Filsafat, Agama, dan Merenung

Filsafat adalah olah pikir yang reflektif. Yang dimaksud reflektif disini adalah bagaimana kita mengenali, mengerti, dan mengungkapkan kembali dengan bahasa kita sendiri. Kuliah Filsafat adalah mempelajari tentang tata cara atau beradab. Manusia hidup juga menyelaraskan diri untuk menggapai ilmu, namun jika kita hanya rajin menuntut ilmu, hanya menggunakan potensi kita untuk diri kita sendiri, bagaimana kita akan tahu jika ilmu yang kita miliki juga bermanfaat bagi orang lain?
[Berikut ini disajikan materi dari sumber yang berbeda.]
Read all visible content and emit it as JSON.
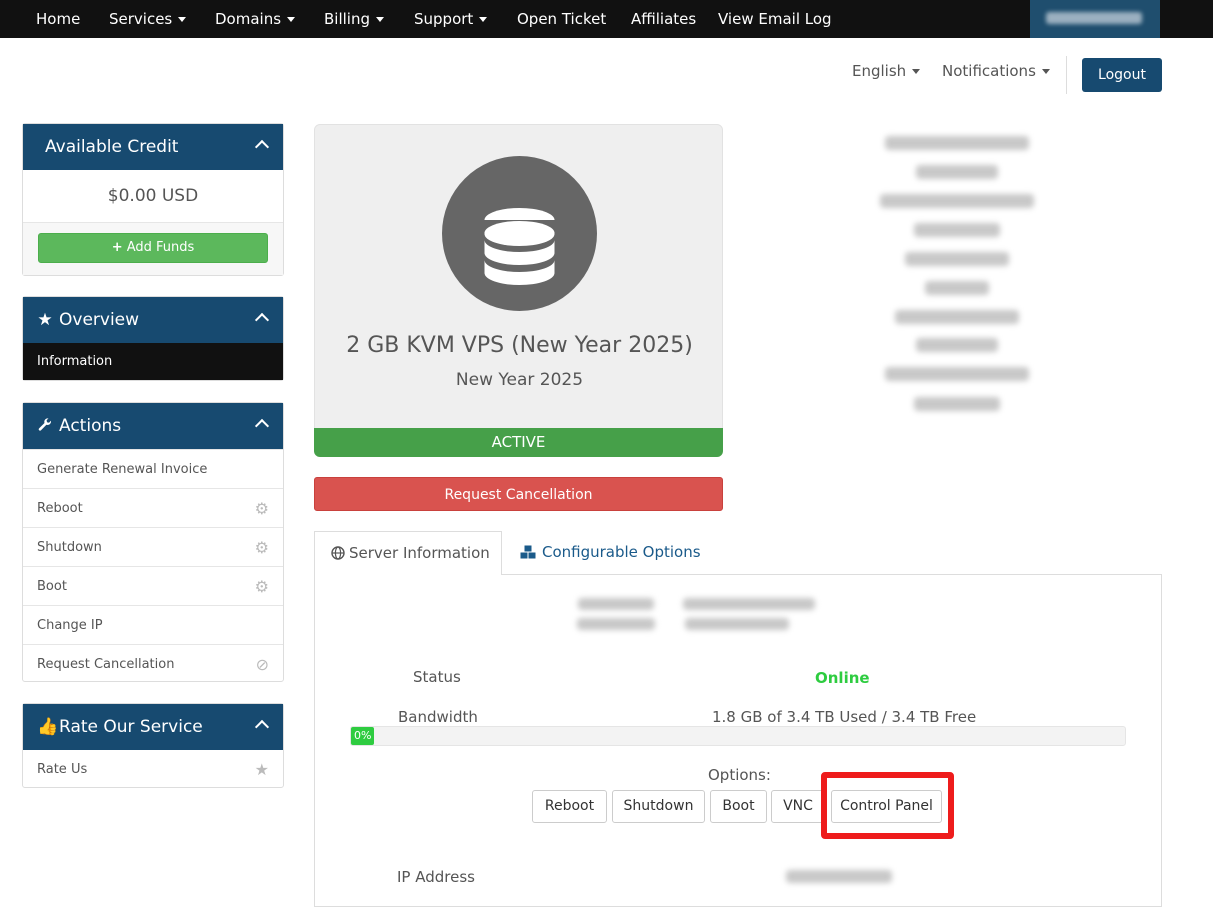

Alangkah indahnya jika apa yang kita miliki, ilmu yang kita miliki dapat bermanfaat bagi orang-orang disekitar kita.
Berangkat dari keadaan, karena keadaan adalah sifat daripada hidup. Hidup manusia tidak dapat lepas dari keadaan. Jadi, hidup adalah keadaan. Keadaan meliputi unsur potensi dan fakta. Fakta setiap orang berbeda-beda. Apa yang kita lakukan di sekolah dalam rangka praktik mengajar, itu merupakan suatu potensi, karena pada dasarnya belum tentu nantinya kita akan menjadi guru yang sebenarnya. Keadaan bahwa kita telah terlahir di dunia ini, sekolah, dan sekarang menjadi mahasiswa adalah contoh suatu fakta dalam hidup kita.
Agama merupakan pernyataan pengharapan manusia dalam dunia yang besar atau jagat raya, karena ada jalan hidup yang benar yang perlu ditemukan. Manusia menjadi penganutnya yang setia terhadap agama karena menurut keyakinannya agama telah memberikan sesuatu yang sangat berharga bagi hidupnya yang tidak mungkin dapat diuji dengan pengalaman maupun oleh akal seperti halnya menguji kebenaran sains dan filsafat karena agama lebih banyak menyangkut perasaan dan keyakinan.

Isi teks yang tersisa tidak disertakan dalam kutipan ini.